やってることがマニアックだと思いますが、それなりに意味はあると思います。
1 語彙が身につく
もちろん単純に読んでるだけではだめで、高速で読み回すとか、自分で整理しながら読むとか、工夫は必要だと思いますが、これは結構意味があるように思います。
特に、(私は受けていないですが)英検1級だとか国内の英語資格をある程度取得する、あるいは、洋書を多数読破するなどして使用頻度の高い語彙を身につけると、そこから語彙を増やす手段としてはこれくらいしかないようにも思います。
ここでいう語彙というのは、2万語前後の語彙で、アメリカでいうと全国紙や雑誌、専門分野に入らない程度の書籍といったレベルの書籍を読んだり、NPRやABC等のメジャーメディアを聴いたりする程度のレベルをいいますが、何だかんだ言ってそれなりにレベルの高い語彙を使っていることも多いように思います。
もちろん、小説や専門書、スラングや方言といった内容になってくると辞書だけでは対応できない部分があるのも事実ですが、あちらの大卒程度の人間が読み書き、会話したりする程度の現代の一般的な語彙は理解できるようになるというのが僕の実感です。
2 単純に面白い
それから、完全に趣味ですが、単純に言葉を集めて回る、あるいは、ちょっと散歩にでかけて面白いものを拾ってくるといった感じがあり、これだけでも意味はあるように思います。

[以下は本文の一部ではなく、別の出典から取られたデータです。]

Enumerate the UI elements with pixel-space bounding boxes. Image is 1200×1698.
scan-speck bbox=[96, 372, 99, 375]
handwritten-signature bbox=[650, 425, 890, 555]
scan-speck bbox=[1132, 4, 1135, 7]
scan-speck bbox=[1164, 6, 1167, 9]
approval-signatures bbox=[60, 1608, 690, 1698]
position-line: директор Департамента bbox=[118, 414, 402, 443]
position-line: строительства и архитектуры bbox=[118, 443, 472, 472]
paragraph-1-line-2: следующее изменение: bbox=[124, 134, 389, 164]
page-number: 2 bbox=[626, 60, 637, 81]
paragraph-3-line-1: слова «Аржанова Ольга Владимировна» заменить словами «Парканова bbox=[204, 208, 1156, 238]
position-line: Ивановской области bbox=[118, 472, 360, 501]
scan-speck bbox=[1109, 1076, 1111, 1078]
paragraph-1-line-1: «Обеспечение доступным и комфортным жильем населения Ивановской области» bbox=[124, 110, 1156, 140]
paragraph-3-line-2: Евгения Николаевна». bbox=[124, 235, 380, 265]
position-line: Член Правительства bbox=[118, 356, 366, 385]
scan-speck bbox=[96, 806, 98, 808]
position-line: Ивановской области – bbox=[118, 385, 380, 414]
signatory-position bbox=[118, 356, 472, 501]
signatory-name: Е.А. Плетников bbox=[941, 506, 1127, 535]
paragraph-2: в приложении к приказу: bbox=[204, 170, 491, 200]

よく、無人島に何を持っていくかという質問がありますが、辞書って結構いいんじゃないかと。
この意味では、日本語の辞典でもいいわけですが、手元にある岩波国語辞典に面白いことが書いているのを見つけたことがあります。
それは、「あげる」という単語の意味の箇所で、「(て)やる」を避けて言うと説明されているのですが(つまり、~してやる、ではなく、~してあげると言う)、これは1950年ごろから増えた本来の敬語用法をくずした誤用であり、2007年に文化審議会が是認したという説明がされています。ここからは著者自体が納得していないことが感じられますが、国語に関する深いバトルが展開されていることが読み取れて新鮮な気がしたことを覚えています。
3 著者に対するリスペクトが得られる
最後に、理由というより効果といった方がいいかもしれませんが、辞書を作る人がいてこそ、言葉が保存され、さらに活用されていく面もあるわけで、特に歴史ある辞書になると何十年、あるいは何百年にもわたってその作成に関与している人がいることが想像されて、しかも言葉が好きな人がいることに(一方的な)親近感がわくように思います。
だから何だと言われるとそこには大きな意味はないかもしれず、完全に自己満足なんですが、作ってくれた皆様、ありがとうございましたと、(ネットの端っこでこそっと)伝えたいと思います。